The pace of work is clearly intensifying. Areas of intense negotiations include agriculture support, namely the long-standing issue of public stockholding, fisheries subsidies, domestic regulation in services, e-commerce, investment facilitation, and SMEs.
Sceptics say the risk of no deal or text at all is high, as there is no agreement yet on where the focus should lie. On the other hand, pessimism was rife ahead of the last ministerial meeting in Nairobi, with its deal on export subsidies clinched at the very last minute in December 2015. Ruling out a deal might still seem premature.
The greatest chance of at least relative success is seen in the fisheries sector. A coalition of interests from advanced economies and developing countries is seeking a prohibition of some subsidies that lead to overfishing. The deal is seen as one of the possible “low hanging fish” for Buenos Aires.
Motivations to get to a deal vary from environmentalism to delivering on the United Nation’s 2030 Sustainable Development Goals, namely goal 14.6 on ‘sustainable fishing’.
China shadow
In many ways the US stance on the WTO is about China.
More generally, China’s surge in the global economy since it joined the WTO in 2001 has been a major factor in the failure of the WTO to deliver a trade accord under the Doha Development Agenda of 2001.
Emerging markets did not want to liberalise their tariffs further for fear of China. China was hiding behind calls for Special and Differential Treatment for developing countries to avoid taking on any new trade liberalisation commitments.
Today the issue of steel overcapacity and China’s treatment as a market economy is the dominant topic. The US’ main irritation with the Appellate Body stems from its rulings on US antidumping measures, not least against China, and not least in steel.
China is pressing for the end of WTO-inconsistent methodologies currently applied to non market economies by many WTO members, allowing them to apply higher antidumping duties on Chinese expoerts. Beijing sees itself entitled to this as part of its accession deal in 2001.
China is suing the EU in the WTO for having missed a December 2016 deadline set in Beijing’s accession protocol to do away with its ‘analogue country methodology’ applied by the European Commission against non market economies like China.
China has also requested consultations in the WTO with the United States on this issue. The US has flatly refused to grant China market economy treatment.
Many observers believe that given existing rules in the WTO, China stands a good chance of winning its dispute settlement case against the EU – making the United States even more nervous.
The China factor has plagued many other discussions in the WTO.
Take fisheries subsidy negotiations. These negotiations are part of the WTO’s committee on rules. This committee also deals with trade defence. China has tried to put forward new rules on antidumping in the Buenos Aires package – but has not succeeded.
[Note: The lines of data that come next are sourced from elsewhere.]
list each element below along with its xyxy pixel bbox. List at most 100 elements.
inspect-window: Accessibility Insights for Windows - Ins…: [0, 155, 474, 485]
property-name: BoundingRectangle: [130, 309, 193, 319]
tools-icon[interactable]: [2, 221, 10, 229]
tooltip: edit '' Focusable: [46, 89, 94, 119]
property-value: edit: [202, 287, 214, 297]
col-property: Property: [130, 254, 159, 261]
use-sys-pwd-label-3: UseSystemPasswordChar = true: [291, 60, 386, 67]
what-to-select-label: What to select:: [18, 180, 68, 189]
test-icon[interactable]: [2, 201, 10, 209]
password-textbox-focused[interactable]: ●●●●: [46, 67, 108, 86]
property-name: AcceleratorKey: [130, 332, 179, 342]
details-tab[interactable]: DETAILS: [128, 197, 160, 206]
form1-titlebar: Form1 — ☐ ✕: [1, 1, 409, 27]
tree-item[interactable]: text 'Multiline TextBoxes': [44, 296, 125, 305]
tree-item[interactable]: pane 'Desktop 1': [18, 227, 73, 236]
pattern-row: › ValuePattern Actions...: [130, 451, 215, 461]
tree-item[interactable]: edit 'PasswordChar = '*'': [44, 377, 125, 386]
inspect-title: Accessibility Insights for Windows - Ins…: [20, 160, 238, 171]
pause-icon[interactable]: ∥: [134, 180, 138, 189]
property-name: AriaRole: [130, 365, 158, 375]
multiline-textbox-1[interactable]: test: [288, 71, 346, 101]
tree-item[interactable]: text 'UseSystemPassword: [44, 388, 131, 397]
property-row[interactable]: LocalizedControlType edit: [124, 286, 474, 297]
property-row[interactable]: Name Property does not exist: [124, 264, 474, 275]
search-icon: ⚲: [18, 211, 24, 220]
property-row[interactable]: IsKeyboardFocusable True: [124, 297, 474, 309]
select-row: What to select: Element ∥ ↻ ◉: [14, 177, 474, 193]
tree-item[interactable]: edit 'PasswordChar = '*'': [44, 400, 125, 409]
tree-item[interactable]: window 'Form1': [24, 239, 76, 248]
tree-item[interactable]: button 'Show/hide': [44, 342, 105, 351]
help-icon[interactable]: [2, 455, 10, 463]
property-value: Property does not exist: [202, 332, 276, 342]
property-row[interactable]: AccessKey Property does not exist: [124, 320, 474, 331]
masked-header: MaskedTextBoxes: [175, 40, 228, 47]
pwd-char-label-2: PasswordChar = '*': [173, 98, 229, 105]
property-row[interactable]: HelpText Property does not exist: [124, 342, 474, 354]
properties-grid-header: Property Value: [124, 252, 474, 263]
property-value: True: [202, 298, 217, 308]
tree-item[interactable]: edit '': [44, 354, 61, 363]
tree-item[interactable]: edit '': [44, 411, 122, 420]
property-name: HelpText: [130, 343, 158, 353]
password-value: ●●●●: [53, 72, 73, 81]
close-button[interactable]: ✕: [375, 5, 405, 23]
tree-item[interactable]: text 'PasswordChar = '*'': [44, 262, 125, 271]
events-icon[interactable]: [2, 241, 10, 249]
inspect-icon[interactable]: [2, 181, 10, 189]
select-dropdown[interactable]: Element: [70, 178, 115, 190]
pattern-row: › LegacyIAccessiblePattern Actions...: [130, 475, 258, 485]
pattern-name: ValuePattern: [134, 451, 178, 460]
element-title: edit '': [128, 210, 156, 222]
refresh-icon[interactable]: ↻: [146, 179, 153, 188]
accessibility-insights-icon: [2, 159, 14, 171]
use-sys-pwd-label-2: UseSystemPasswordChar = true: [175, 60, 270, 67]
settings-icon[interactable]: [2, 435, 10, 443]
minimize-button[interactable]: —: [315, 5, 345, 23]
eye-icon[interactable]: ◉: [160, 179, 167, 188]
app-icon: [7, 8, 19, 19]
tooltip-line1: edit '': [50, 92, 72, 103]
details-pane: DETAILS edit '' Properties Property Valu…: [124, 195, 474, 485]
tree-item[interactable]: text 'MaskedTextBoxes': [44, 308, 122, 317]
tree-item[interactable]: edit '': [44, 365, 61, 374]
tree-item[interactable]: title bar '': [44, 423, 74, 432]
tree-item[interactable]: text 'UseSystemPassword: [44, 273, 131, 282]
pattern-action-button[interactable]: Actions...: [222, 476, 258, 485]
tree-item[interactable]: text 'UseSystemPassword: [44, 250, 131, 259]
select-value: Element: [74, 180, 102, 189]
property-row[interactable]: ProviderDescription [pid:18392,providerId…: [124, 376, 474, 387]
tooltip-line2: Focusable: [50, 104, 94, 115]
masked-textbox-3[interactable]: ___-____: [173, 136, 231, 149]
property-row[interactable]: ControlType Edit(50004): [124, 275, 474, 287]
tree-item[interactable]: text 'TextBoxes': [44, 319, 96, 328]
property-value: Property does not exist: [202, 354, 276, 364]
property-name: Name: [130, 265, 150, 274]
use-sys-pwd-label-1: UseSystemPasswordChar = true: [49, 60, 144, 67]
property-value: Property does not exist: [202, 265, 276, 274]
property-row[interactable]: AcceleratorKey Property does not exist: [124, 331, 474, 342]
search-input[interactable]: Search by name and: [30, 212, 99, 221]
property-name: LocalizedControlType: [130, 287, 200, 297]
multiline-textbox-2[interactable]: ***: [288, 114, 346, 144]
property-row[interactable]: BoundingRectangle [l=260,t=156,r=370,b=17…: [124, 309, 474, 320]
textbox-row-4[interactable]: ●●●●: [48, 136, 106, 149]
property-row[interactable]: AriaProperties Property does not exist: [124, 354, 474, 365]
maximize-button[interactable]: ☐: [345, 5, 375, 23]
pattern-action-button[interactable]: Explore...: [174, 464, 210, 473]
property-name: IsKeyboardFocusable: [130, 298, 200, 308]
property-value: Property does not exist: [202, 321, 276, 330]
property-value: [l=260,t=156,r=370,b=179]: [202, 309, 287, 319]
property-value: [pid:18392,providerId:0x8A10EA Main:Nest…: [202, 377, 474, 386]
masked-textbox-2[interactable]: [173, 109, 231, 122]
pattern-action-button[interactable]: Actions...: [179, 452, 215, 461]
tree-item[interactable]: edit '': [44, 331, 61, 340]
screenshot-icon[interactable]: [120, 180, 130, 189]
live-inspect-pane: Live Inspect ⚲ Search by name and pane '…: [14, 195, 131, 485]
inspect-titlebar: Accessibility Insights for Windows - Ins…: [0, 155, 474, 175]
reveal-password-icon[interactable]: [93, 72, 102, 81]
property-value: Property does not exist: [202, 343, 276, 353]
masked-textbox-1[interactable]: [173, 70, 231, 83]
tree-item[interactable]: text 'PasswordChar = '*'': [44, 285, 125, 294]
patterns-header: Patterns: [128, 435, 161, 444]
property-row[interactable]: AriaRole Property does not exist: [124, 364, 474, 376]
China also tried to link progress on fisheries to the trade remedies file.
To get around that situation, the outgoing Obama administration proposed to make fisheries talks ‘plurilateral’, i.e. only involving a subset of WTO members and not China.
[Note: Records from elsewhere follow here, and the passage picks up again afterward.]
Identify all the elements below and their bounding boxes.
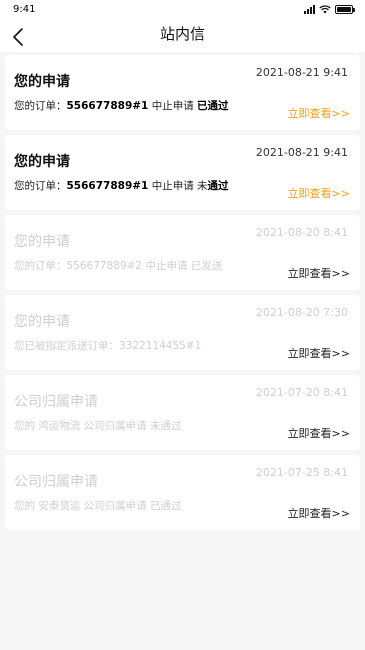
message-desc: 您的订单：556677889#2 中止申请 已发送 xyxy=(14,260,223,272)
view-now-link[interactable]: 立即查看>> xyxy=(288,105,350,121)
message-title: 您的申请 xyxy=(14,74,70,90)
message-desc: 您的 安泰货运 公司归属申请 已通过 xyxy=(14,500,182,512)
message-time: 2021-08-20 8:41 xyxy=(255,226,348,239)
message-card[interactable]: 公司归属申请 2021-07-25 8:41 您的 安泰货运 公司归属申请 已通… xyxy=(5,455,360,530)
message-time: 2021-08-20 7:30 xyxy=(255,306,348,319)
message-card[interactable]: 您的申请 2021-08-20 8:41 您的订单：556677889#2 中止… xyxy=(5,215,360,290)
page-title: 站内信 xyxy=(159,25,205,43)
view-now-link[interactable]: 立即查看>> xyxy=(288,185,350,201)
message-title: 您的申请 xyxy=(14,314,70,330)
wifi-icon xyxy=(319,5,331,14)
message-desc: 您已被指定派送订单：3322114455#1 xyxy=(14,340,202,352)
message-desc: 您的订单：556677889#1 中止申请 未通过 xyxy=(14,180,229,192)
signal-icon xyxy=(304,5,315,14)
message-time: 2021-08-21 9:41 xyxy=(255,66,348,79)
view-now-link[interactable]: 立即查看>> xyxy=(288,345,350,361)
message-title: 公司归属申请 xyxy=(14,474,98,490)
message-time: 2021-07-25 8:41 xyxy=(255,466,348,479)
message-card[interactable]: 您的申请 2021-08-21 9:41 您的订单：556677889#1 中止… xyxy=(5,55,360,130)
message-card[interactable]: 您的申请 2021-08-20 7:30 您已被指定派送订单：332211445… xyxy=(5,295,360,370)
message-desc: 您的订单：556677889#1 中止申请 已通过 xyxy=(14,100,229,112)
view-now-link[interactable]: 立即查看>> xyxy=(288,425,350,441)
message-desc: 您的 鸿运物流 公司归属申请 未通过 xyxy=(14,420,182,432)
battery-icon xyxy=(335,5,355,14)
message-list: 您的申请 2021-08-21 9:41 您的订单：556677889#1 中止… xyxy=(5,55,360,535)
message-time: 2021-07-20 8:41 xyxy=(255,386,348,399)
message-title: 您的申请 xyxy=(14,234,70,250)
view-now-link[interactable]: 立即查看>> xyxy=(288,265,350,281)
status-icons xyxy=(304,5,355,14)
nav-bar: 站内信 xyxy=(0,20,365,52)
message-time: 2021-08-21 9:41 xyxy=(255,146,348,159)
message-card[interactable]: 您的申请 2021-08-21 9:41 您的订单：556677889#1 中止… xyxy=(5,135,360,210)
status-bar: 9:41 xyxy=(0,0,365,20)
message-card[interactable]: 公司归属申请 2021-07-20 8:41 您的 鸿运物流 公司归属申请 未通… xyxy=(5,375,360,450)
message-title: 您的申请 xyxy=(14,154,70,170)
status-time: 9:41 xyxy=(13,4,36,15)
message-title: 公司归属申请 xyxy=(14,394,98,410)
view-now-link[interactable]: 立即查看>> xyxy=(288,505,350,521)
The Obama administration was a key driver of the fishing discussions – indeed it had included a ban on fisheries subsidies in the Transpacific Partnership, the trade agreement Donald Trump subsequently pulled out of. The current administration’s position on fisheries is not clear.
Interestingly, there are at the moment signs that China might want to come to the negotiating table on fish.
Even in the small area of fisheries, as on many other issues at the WTO future direction: it’ still too early to say if there will be a deal.
If there is no deal, some believe Buenos Aires might be the last big biennial ministerial meeting gathered by the WTO.